Step-down therapy may be the better strategy for certain COPD patients
Switching from triple therapy to dual bronchodilation in patients with chronic obstructive pulmonary disease (COPD) improves symptom control in a new analysis of the DACCORD study.
Dropping the inhaled corticosteroid (ICS) component in the triple therapy led to fewer adverse events, reported study author Dr Claus Vogelmeier from University Medical Center Giessen and Philipps-University Marburg in Marburg, Germany at ATS 2022.
Half of the patients who switched to dual bronchodilation experienced a new COPD exacerbation only after 14 months vs 9.5 months in those who stayed on triple therapy (an ICS, a long-acting β2-agonist (LABA), and a long-acting muscarinic antagonist (LAMA), taken in combination).
On top of these benefits, more patients in the dual therapy group had clinically relevant improvement in COPD Assessment Test (CAT) scores. [ATS 2022, abstract C93]
What it means for clinicians
The take-home message, Vogelmeier shared, is that switching from triple to dual therapy did not worsen COPD symptoms. On the contrary, the step-down approach resulted in better COPD outcomes. “Additionally, the finding suggests that in a real-world setting, clinicians are actually capable of identifying which patients can be safely stepped down from triple therapy.”

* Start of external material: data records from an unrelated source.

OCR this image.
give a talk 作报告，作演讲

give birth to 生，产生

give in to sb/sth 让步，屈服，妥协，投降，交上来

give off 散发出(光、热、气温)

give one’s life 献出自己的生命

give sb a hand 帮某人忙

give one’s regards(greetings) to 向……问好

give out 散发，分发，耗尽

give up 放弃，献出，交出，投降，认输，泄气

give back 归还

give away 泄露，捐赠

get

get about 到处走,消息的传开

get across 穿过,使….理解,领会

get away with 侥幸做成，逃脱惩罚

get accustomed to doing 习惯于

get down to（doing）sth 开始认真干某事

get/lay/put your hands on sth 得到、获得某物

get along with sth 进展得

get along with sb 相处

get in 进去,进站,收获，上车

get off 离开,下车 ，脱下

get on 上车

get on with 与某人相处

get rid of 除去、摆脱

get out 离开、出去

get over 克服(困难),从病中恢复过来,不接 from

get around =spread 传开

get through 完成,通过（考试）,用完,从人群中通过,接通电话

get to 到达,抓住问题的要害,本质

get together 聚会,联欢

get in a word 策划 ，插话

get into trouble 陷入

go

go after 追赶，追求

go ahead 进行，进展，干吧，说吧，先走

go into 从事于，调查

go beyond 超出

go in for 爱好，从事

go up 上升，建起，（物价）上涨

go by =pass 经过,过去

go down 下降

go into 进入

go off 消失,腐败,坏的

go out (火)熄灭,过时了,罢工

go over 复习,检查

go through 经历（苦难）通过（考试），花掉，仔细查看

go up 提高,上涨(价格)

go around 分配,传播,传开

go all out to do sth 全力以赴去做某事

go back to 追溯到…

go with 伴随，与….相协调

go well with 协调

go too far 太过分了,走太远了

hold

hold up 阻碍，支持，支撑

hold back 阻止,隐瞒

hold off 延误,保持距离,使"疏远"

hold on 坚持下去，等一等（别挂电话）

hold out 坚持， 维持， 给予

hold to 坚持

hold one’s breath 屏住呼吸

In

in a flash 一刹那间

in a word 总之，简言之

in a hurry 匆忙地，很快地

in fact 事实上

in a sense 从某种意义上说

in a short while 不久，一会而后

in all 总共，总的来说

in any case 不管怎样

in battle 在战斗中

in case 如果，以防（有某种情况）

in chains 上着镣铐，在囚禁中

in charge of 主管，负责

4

Guidelines for COPD recommend inhaled triple therapy with ICS/LABA/LAMA as a stepped-up therapy for individuals who experience recurrent exacerbations (acute worsening of symptoms), persistent breathlessness, or exercise limitation despite dual therapy.
But while ICS agents cause fewer side effects than systemic steroids, they still carry some risks. For patients achieving reasonable symptom control with triple therapy, research has questioned whether a LABA/LAMA combination would be sufficient.
Switch or stay
The current study analysed data from the third cohort of German COPD patients in the DACCORD study that was followed until 2021 from 2017.
Patients included 340 who switched to a fixed-dose LABA/LAMA therapy and 784 who stayed on triple therapy. Those who remained on triple therapy were mostly male, with longer disease duration, and poorer lung function.
The most common reason cited by patients for staying on triple therapy was COPD symptom control (35 percent) and patient wish (26 percent) for those switching. Very few patients switched because “triple therapy wasn’t working or had intolerable side effects.”
Time to first COPD exacerbation was the primary endpoint.
The risk doubled with triple therapy
The 1-year risk was doubled among patients who stayed on triple therapy (hazard ratio [HR] 2.00). By 1 year, almost 60 percent of those on triple therapy had experienced an exacerbation compared with about 35 percent of those who switched to dual therapy.
CAT scores at baseline averaged 21.0 in the switch group and 20.0 in the no-switch group. At 1 year, the scores were down by 2 points for switchers, suggesting improvement, and by 1 point for non-switchers. Fifty-eight percent of patients who switched to dual therapy had clinically relevant improvement in scores vs 49 percent of non-switchers (p<0.001).
Looking at a sub-group of patients with a history of ≥2 exacerbations prior to study enrolment, over 60 percent of switchers had no exacerbations at follow-up vs fewer than half among those on triple therapy. Dual therapy also appeared safer.
When session moderator Dr Mark Dransfield from the University of Alabama, Birmingham, US asked if the data suggest that ICS therapy is “overtly harmful in COPD maintenance”, Vogelmeier admittedly said it is hard to tell. “What we do not know is how good the indication was for triple treatment to start with,” he added.
For patients who might be taking ICS maintenance unnecessarily, stepping down to a LABA/LAMA fixed-dose combination may be the better strategy for COPD.